- Type: Adaptive cycle engine
- National origin: United States
- Manufacturer: General Electric
- Major applications: Next Generation Air Dominance (planned)
- Developed from: General Electric XA100

= General Electric XA102 =

American adaptive cycle engine

The General Electric XA102 is an American adaptive cycle engine demonstrator being developed by General Electric (GE). Under the United States Air Force's Next Generation Adaptive Propulsion (NGAP) program, it is competing with the Pratt & Whitney XA103 to power the service's sixth generation F-47 air superiority fighter as part of the Next Generation Air Dominance (NGAD) family of systems.
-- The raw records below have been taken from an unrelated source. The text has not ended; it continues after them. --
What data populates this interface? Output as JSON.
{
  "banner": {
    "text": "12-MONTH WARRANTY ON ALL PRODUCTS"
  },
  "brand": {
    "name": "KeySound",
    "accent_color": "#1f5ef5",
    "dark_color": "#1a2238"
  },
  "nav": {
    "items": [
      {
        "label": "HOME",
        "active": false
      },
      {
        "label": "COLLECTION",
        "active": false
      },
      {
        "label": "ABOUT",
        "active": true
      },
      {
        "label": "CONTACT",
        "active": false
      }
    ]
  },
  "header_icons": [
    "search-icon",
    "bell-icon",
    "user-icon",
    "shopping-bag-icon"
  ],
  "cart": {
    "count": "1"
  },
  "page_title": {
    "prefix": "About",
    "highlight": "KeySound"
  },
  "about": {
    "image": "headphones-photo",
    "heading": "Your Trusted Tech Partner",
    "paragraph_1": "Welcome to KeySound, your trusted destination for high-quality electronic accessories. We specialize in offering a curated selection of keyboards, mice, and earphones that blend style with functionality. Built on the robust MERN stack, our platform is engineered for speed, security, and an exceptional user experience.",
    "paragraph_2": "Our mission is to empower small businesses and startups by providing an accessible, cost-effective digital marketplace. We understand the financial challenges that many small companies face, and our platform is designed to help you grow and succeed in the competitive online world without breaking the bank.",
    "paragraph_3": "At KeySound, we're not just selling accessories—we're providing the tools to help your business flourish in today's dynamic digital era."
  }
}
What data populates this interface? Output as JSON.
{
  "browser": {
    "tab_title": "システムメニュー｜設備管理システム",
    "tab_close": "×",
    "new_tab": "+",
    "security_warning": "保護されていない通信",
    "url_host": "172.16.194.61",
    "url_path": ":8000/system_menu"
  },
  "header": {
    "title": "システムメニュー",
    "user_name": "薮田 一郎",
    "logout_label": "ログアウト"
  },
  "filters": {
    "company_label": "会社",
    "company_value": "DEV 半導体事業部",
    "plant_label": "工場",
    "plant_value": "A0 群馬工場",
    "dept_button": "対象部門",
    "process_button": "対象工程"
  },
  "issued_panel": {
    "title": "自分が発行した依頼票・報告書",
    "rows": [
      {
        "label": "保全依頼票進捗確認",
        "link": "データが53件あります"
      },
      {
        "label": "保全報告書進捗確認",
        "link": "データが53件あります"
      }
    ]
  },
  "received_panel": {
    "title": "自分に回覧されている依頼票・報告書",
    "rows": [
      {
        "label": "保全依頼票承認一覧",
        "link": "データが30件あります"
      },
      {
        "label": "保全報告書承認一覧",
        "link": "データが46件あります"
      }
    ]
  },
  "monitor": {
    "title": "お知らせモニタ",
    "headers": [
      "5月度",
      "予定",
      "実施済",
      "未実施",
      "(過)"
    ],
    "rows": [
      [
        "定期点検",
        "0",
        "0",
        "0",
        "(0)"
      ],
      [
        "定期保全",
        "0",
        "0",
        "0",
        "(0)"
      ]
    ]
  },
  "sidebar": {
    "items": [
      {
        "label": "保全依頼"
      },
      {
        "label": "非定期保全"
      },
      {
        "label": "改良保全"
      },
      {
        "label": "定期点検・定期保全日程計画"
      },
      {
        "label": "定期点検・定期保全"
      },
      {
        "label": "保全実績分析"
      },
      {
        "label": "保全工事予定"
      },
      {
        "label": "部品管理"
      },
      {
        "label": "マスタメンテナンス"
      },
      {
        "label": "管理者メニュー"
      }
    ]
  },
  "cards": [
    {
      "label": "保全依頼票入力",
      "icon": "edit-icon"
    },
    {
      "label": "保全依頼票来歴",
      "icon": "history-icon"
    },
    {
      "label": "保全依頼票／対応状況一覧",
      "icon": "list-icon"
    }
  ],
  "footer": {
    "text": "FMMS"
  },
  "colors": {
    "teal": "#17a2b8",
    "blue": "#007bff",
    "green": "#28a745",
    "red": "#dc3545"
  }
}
The three-stream adaptive cycle design can direct air to the bypass third stream for increased fuel efficiency and cooling or to the core and fan streams for additional thrust and performance. The engine thrust has not been disclosed, although it is speculated by aviation reporters to be in the 35000 lbf thrust class.

==Development==

The U.S. Air Force and U.S. Navy began pursuing adaptive cycle engines in 2007 with the Adaptive Versatile Engine Technology (ADVENT) program, a part of the larger Versatile Affordable Advanced Turbine Engines (VAATE) program. This technology research program was then followed by the Adaptive Engine Technology Demonstrator (AETD) program in 2012, which continued to mature the technology, with tests performed using demonstrator engines. GE's ground demonstrator consists of a three-stage adaptive fan and a high pressure compressor derived from CFM LEAP's ten-stage compressor; the tests in 2015 yielded the highest combined compressor and turbine temperatures in the history of jet propulsion. The follow-on Adaptive Engine Transition Program (AETP) was launched in 2016 to develop and test adaptive engines for sixth generation fighter propulsion as well as potential re-engining of the F-35 from the existing F135 turbofan engine. The demonstrators were assigned the designation XA100 for General Electric's design and XA101 for Pratt & Whitney's. While the XA100 and XA101 became focused on the potential re-engine of the F-35, a separate engine program was initiated for the Air Force's Next Generation Air Dominance fighter, which is expected to be optimized differently with a greater emphasis on supersonic cruise (or supercruise) performance; this program became the Next Generation Adaptive Propulsion (NGAP) and the entrants were the General Electric XA102 and Pratt & Whitney XA103.

Critical design review of the XA102 was completed in December 2023, and flight testing is expected to begin in the late 2020s.

==Design==

The XA102 is a three-stream adaptive cycle engine that can adjust the bypass ratio and fan pressure to increase fuel efficiency or thrust, depending on the scenario. It does this by employing an adaptive fan that can direct air into a third bypass stream in order to increase fuel economy and act as a heat sink for cooling. The increased cooling and power generation also enables the potential employment of directed energy weapons in the future. When additional thrust is needed, the air from the third stream can be directed to the core and fan streams. In addition to three-stream adaptive cycle configuration, the engine also uses new heat-resistant materials such as ceramic matrix composites (CMC) to enable higher turbine temperatures and improved performance.